Kendati kampanye menggunakan agama disebut cara yang paling “murah” oleh Kiai Masdar, namun kampanye itu menurutnya sangat berbahaya. Dampak dari kampanye dengan membenturkan agama bisa menyebabkan terjadinya benturan sosial. Dan jika diulang-ulang dalam jangka waktu yang panjang, kampanye yang disebut sektarian ini dapat mengancam keamanan negara. “Bisa rontok negara ini, jika diterus-teruskan,” tegasnya.

Peneliti Senior Wahid Foundation yang juga merupakan anggota Ombudsman Indonesia Ahmad Suaedy mengungkapkan hal senada. Ia percaya bahwa kebersamaan dan toleransi warga Jawa Barat akan diuji dalam Pilkada Jawa Barat mendatang, terutama jika partai politik masih menggunakan motif keagamaan daalam prosesi kampanye sebagaimana yang terjadi pada pilkada DKI Jakarta.
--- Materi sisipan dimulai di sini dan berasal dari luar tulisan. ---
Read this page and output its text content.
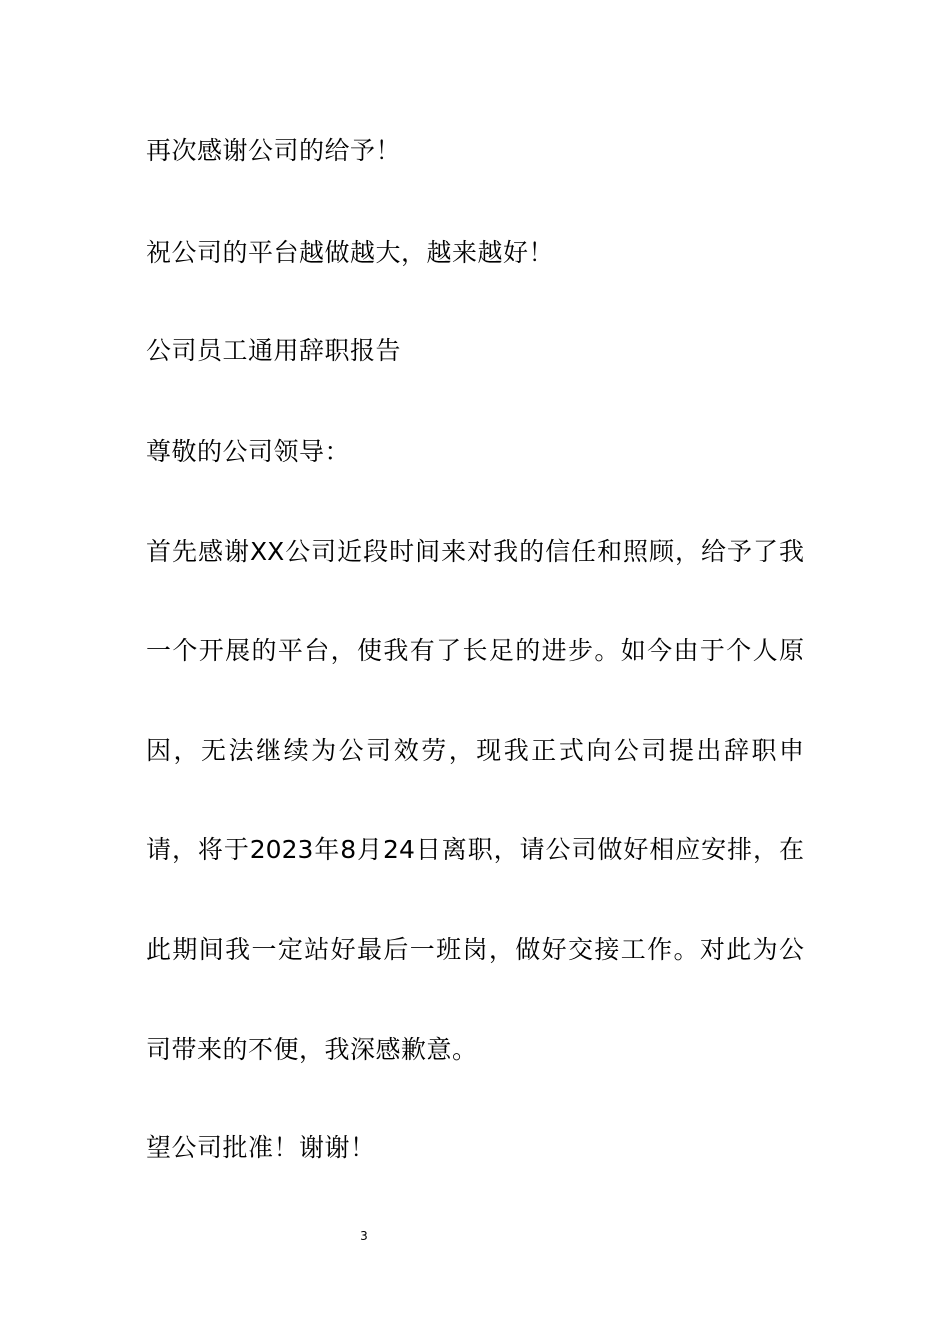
再次感谢公司的给予！
祝公司的平台越做越大，越来越好！
公司员工通用辞职报告
尊敬的公司领导：
首先感谢XX公司近段时间来对我的信任和照顾，给予了我
一个开展的平台，使我有了长足的进步。如今由于个人原
因，无法继续为公司效劳，现我正式向公司提出辞职申
请，将于2023年8月24日离职，请公司做好相应安排，在
此期间我一定站好最后一班岗，做好交接工作。对此为公
司带来的不便，我深感歉意。
望公司批准！谢谢！
3
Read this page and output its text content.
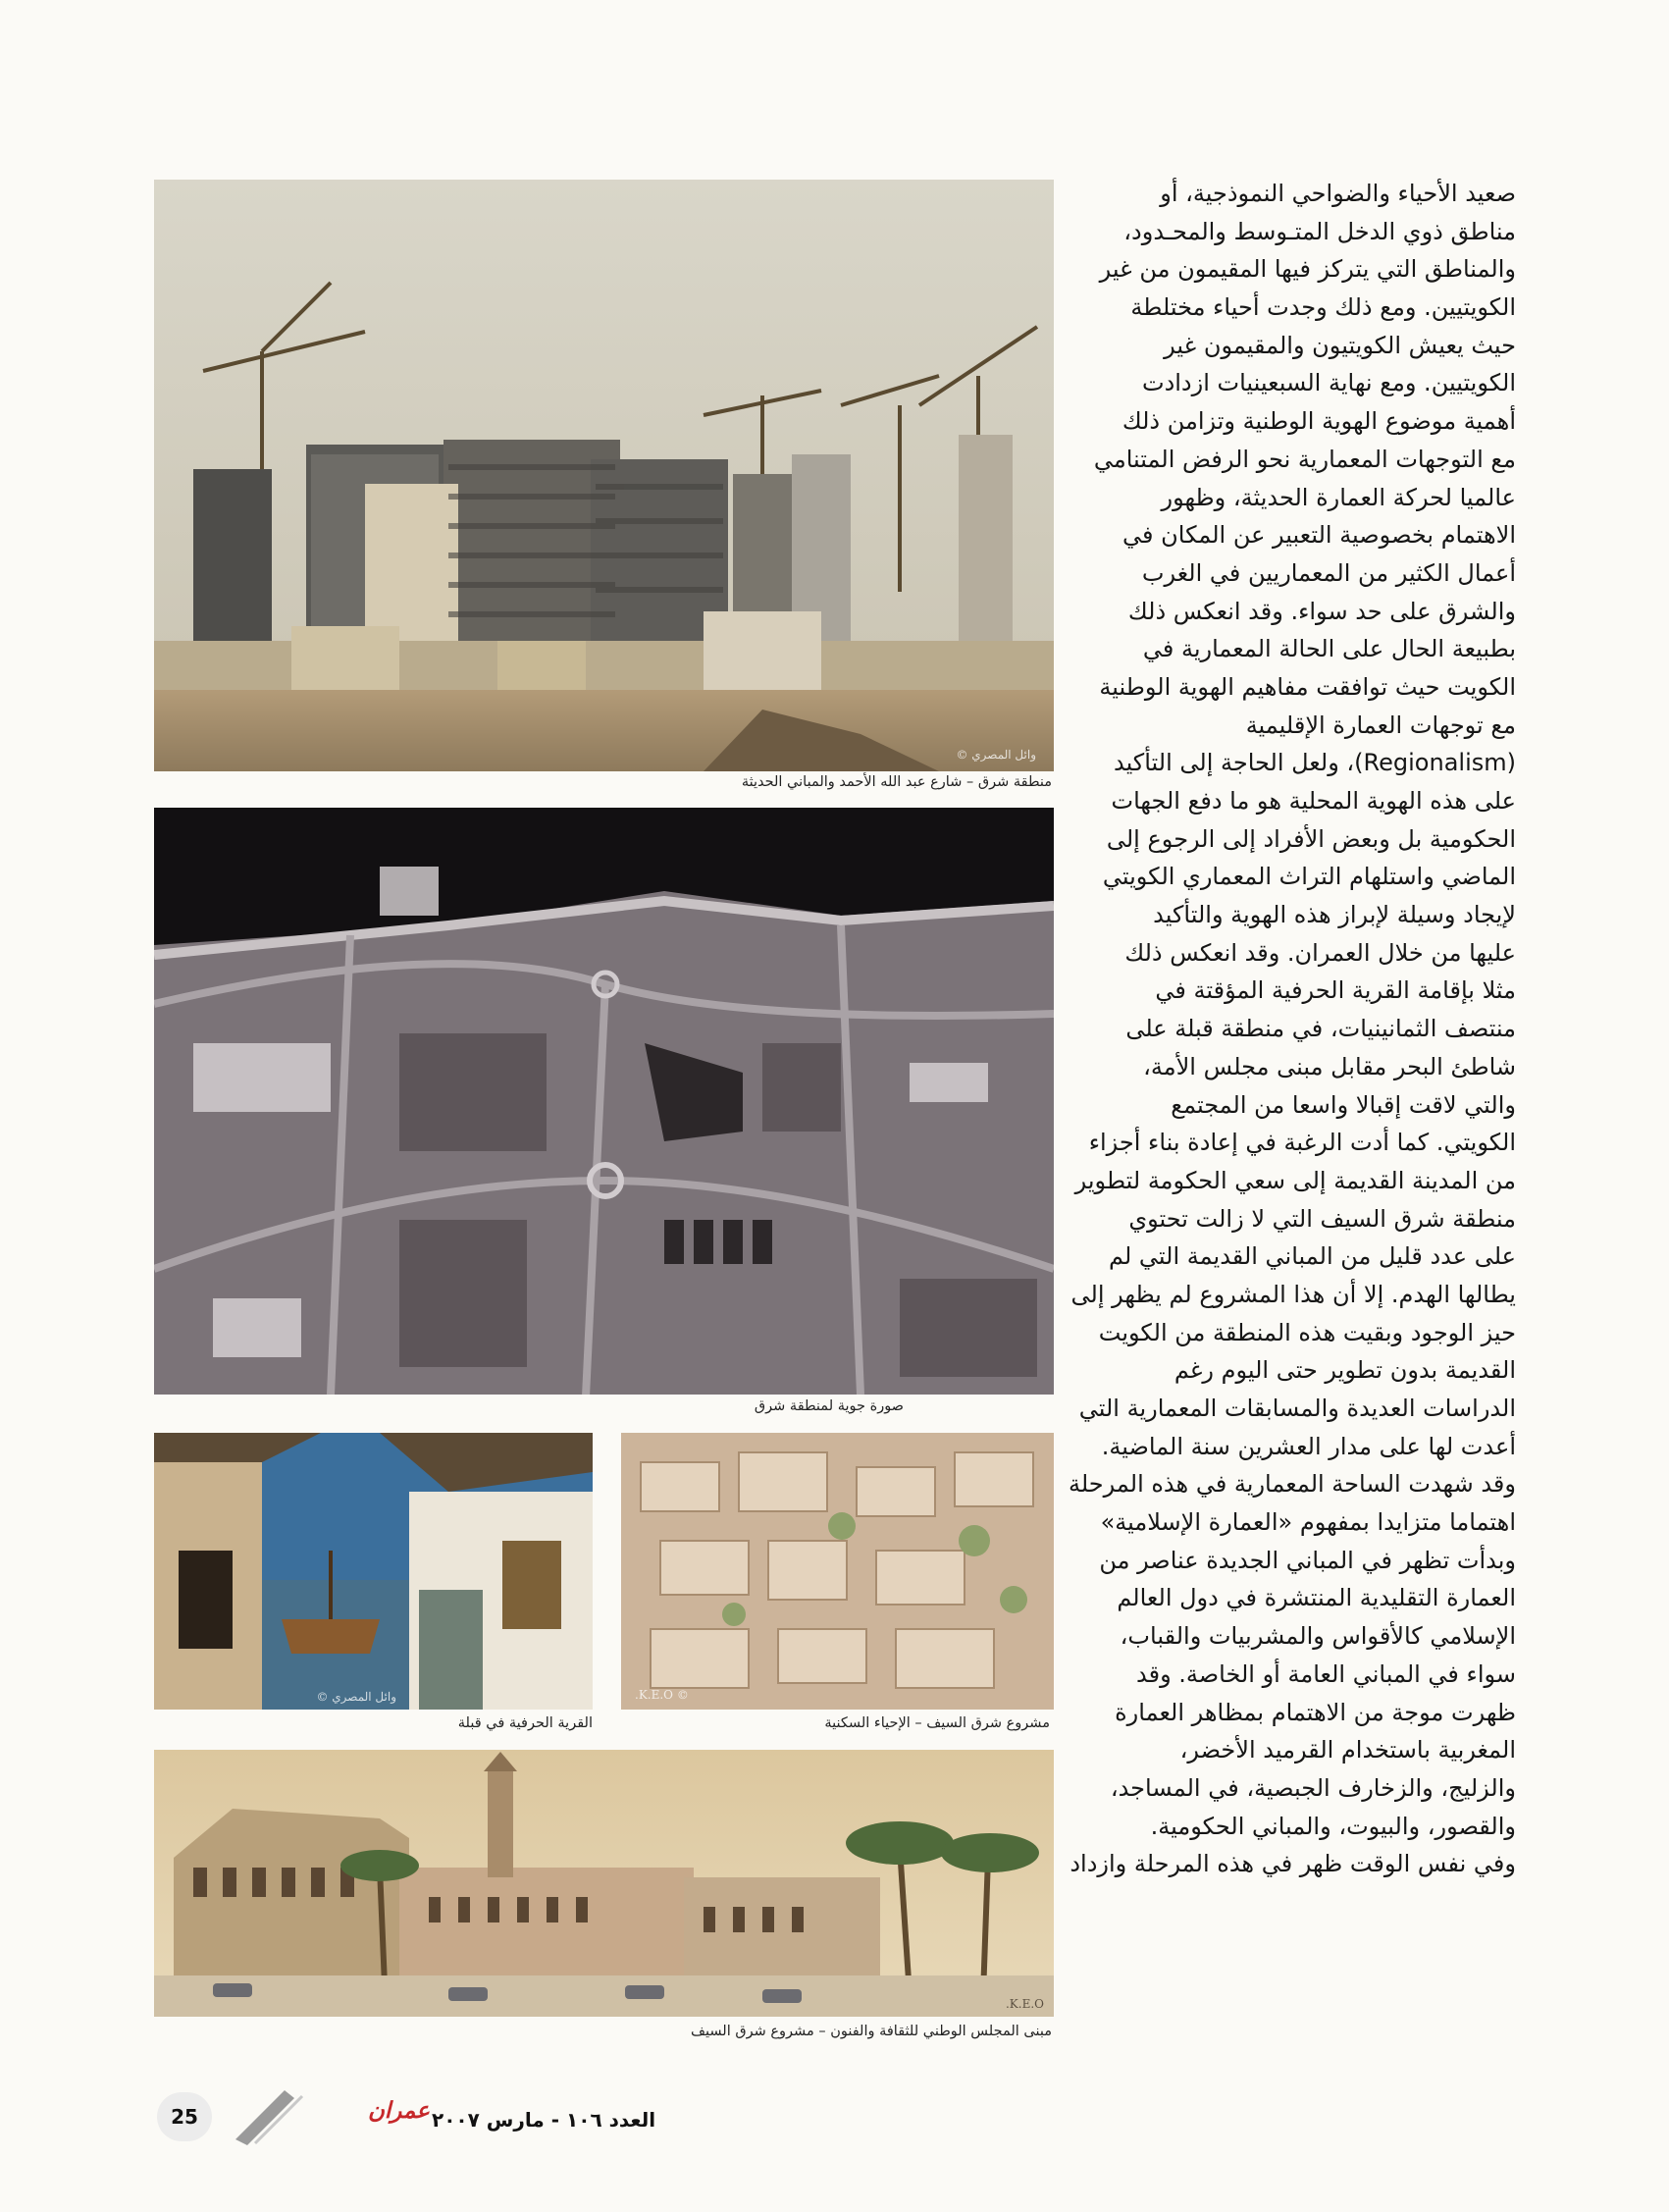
صعيد الأحياء والضواحي النموذجية، أو
مناطق ذوي الدخل المتـوسط والمحـدود،
والمناطق التي يتركز فيها المقيمون من غير
الكويتيين. ومع ذلك وجدت أحياء مختلطة
حيث يعيش الكويتيون والمقيمون غير
الكويتيين. ومع نهاية السبعينيات ازدادت
أهمية موضوع الهوية الوطنية وتزامن ذلك
مع التوجهات المعمارية نحو الرفض المتنامي
عالميا لحركة العمارة الحديثة، وظهور
الاهتمام بخصوصية التعبير عن المكان في
أعمال الكثير من المعماريين في الغرب
والشرق على حد سواء. وقد انعكس ذلك
بطبيعة الحال على الحالة المعمارية في
الكويت حيث توافقت مفاهيم الهوية الوطنية
مع توجهات العمارة الإقليمية
(Regionalism)، ولعل الحاجة إلى التأكيد
على هذه الهوية المحلية هو ما دفع الجهات
الحكومية بل وبعض الأفراد إلى الرجوع إلى
الماضي واستلهام التراث المعماري الكويتي
لإيجاد وسيلة لإبراز هذه الهوية والتأكيد
عليها من خلال العمران. وقد انعكس ذلك
مثلا بإقامة القرية الحرفية المؤقتة في
منتصف الثمانينيات، في منطقة قبلة على
شاطئ البحر مقابل مبنى مجلس الأمة،
والتي لاقت إقبالا واسعا من المجتمع
الكويتي. كما أدت الرغبة في إعادة بناء أجزاء
من المدينة القديمة إلى سعي الحكومة لتطوير
منطقة شرق السيف التي لا زالت تحتوي
على عدد قليل من المباني القديمة التي لم
يطالها الهدم. إلا أن هذا المشروع لم يظهر إلى
حيز الوجود وبقيت هذه المنطقة من الكويت
القديمة بدون تطوير حتى اليوم رغم
الدراسات العديدة والمسابقات المعمارية التي
أعدت لها على مدار العشرين سنة الماضية.
وقد شهدت الساحة المعمارية في هذه المرحلة
اهتماما متزايدا بمفهوم «العمارة الإسلامية»
وبدأت تظهر في المباني الجديدة عناصر من
العمارة التقليدية المنتشرة في دول العالم
الإسلامي كالأقواس والمشربيات والقباب،
سواء في المباني العامة أو الخاصة. وقد
ظهرت موجة من الاهتمام بمظاهر العمارة
المغربية باستخدام القرميد الأخضر،
والزليج، والزخارف الجبصية، في المساجد،
والقصور، والبيوت، والمباني الحكومية.
وفي نفس الوقت ظهر في هذه المرحلة وازداد
وائل المصري ©
منطقة شرق – شارع عبد الله الأحمد والمباني الحديثة
صورة جوية لمنطقة شرق
وائل المصري ©
القرية الحرفية في قبلة
© K.E.O.
مشروع شرق السيف – الإحياء السكنية
K.E.O.
مبنى المجلس الوطني للثقافة والفنون – مشروع شرق السيف
25	عمران العدد ١٠٦ - مارس ٢٠٠٧
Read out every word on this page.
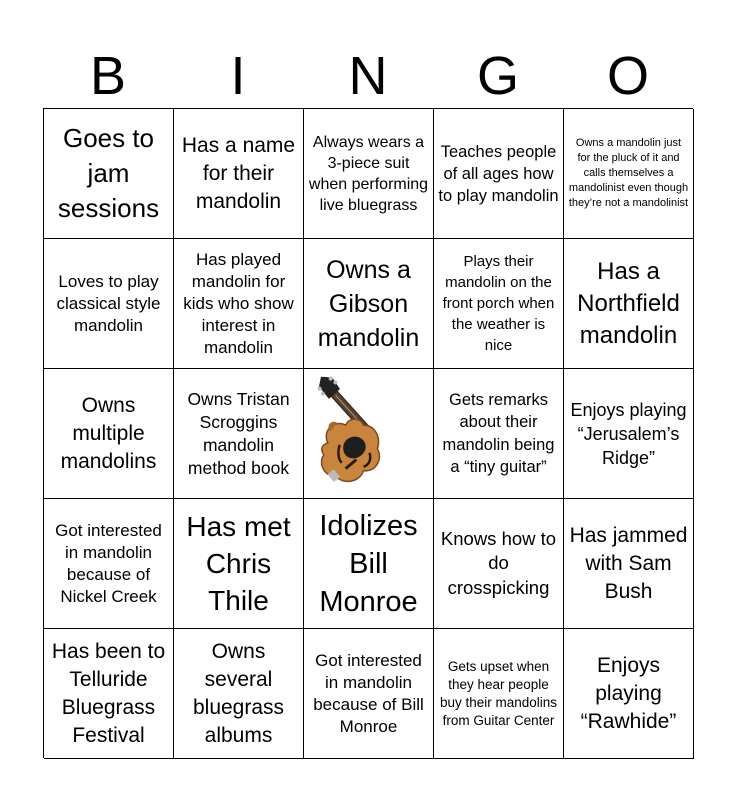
B	I	N	G	O
Goes to jam sessions
Has a name for their mandolin
Always wears a 3-piece suit when performing live bluegrass
Teaches people of all ages how to play mandolin
Owns a mandolin just for the pluck of it and calls themselves a mandolinist even though they’re not a mandolinist
Loves to play classical style mandolin
Has played mandolin for kids who show interest in mandolin
Owns a Gibson mandolin
Plays their mandolin on the front porch when the weather is nice
Has a Northfield mandolin
Owns multiple mandolins
Owns Tristan Scroggins mandolin method book
Gets remarks about their mandolin being a “tiny guitar”
Enjoys playing “Jerusalem’s Ridge”
Got interested in mandolin because of Nickel Creek
Has met Chris Thile
Idolizes Bill Monroe
Knows how to do crosspicking
Has jammed with Sam Bush
Has been to Telluride Bluegrass Festival
Owns several bluegrass albums
Got interested in mandolin because of Bill Monroe
Gets upset when they hear people buy their mandolins from Guitar Center
Enjoys playing “Rawhide”
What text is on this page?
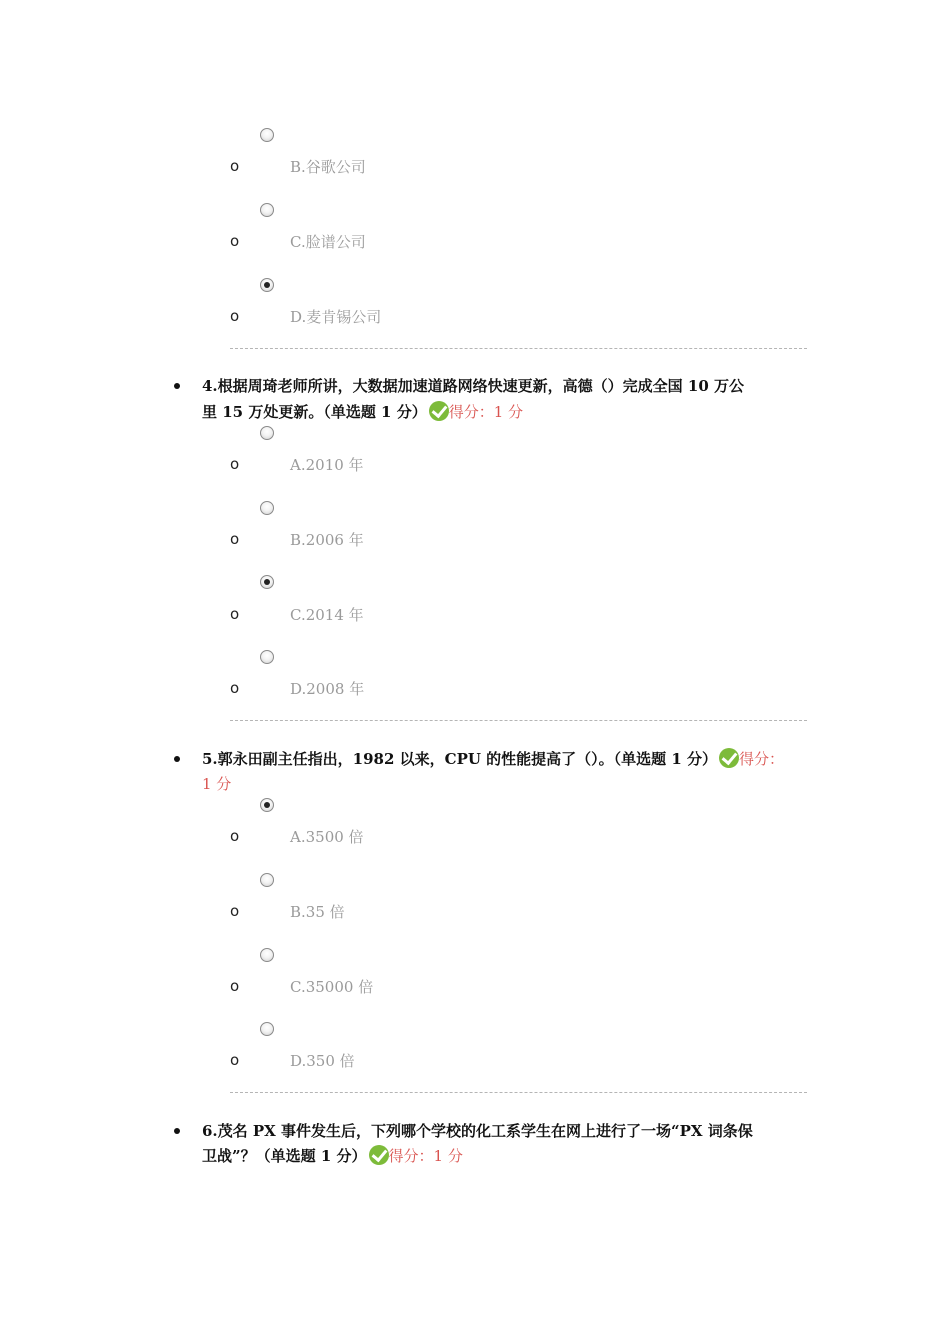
o	B.谷歌公司
o	C.脸谱公司
o	D.麦肯锡公司
4.根据周琦老师所讲，大数据加速道路网络快速更新，高德（）完成全国 10 万公
里 15 万处更新。（单选题 1 分） 得分：1 分
o	A.2010 年
o	B.2006 年
o	C.2014 年
o	D.2008 年
5.郭永田副主任指出，1982 以来，CPU 的性能提高了（）。（单选题 1 分） 得分：
1 分
o	A.3500 倍
o	B.35 倍
o	C.35000 倍
o	D.350 倍
6.茂名 PX 事件发生后，下列哪个学校的化工系学生在网上进行了一场“PX 词条保
卫战”？（单选题 1 分） 得分：1 分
Ia tak memungkiri bahwa efektivitas kampanye bermotif agama ini cukup tinggi, mengingat keberhasilannya pada pilkada DKI Jakarta. Namun ia mengingatkan adanya ancaman perpecahan yang berpotesni tejadi. “Perpecahan antara agama dan kelompok keagamaan yang terjadi di Jakarta juga bisa terjadi di Jawa Barat ketika Pilkada nanti,” ujar Suaedy.

Mengaca dari Pilkada DKI Jakarta dari tiga periode terakhir, Suaedy menunjukkan adanya peningkatan kasus intoleransi di Indonesia. Hal yang paling terasa menjadi pembeda antara Pilkada kali ini dengan Pilkada sebelumnya adalah tingkat kerasnya konflik yang dihasilkan selama Pilkada berlangsung. “Dalam Pilkada DKI 2017 kerusakan yang ditimbulkan oleh kampanye agama atau sektarianisme lebih dahsyat, sebab sampai merusak mekanisme sosial masyarakat,” jelasnya.

Ia menyontohkan masjid dan musala yang dalam konteks sosial menjadi intrumen sosial untuk pemersatu masyarakat, dalam Pilkada DKI menjadi ajang kampanye negatif yang merusak komponen kemasyarakatan hingga level paling rendah.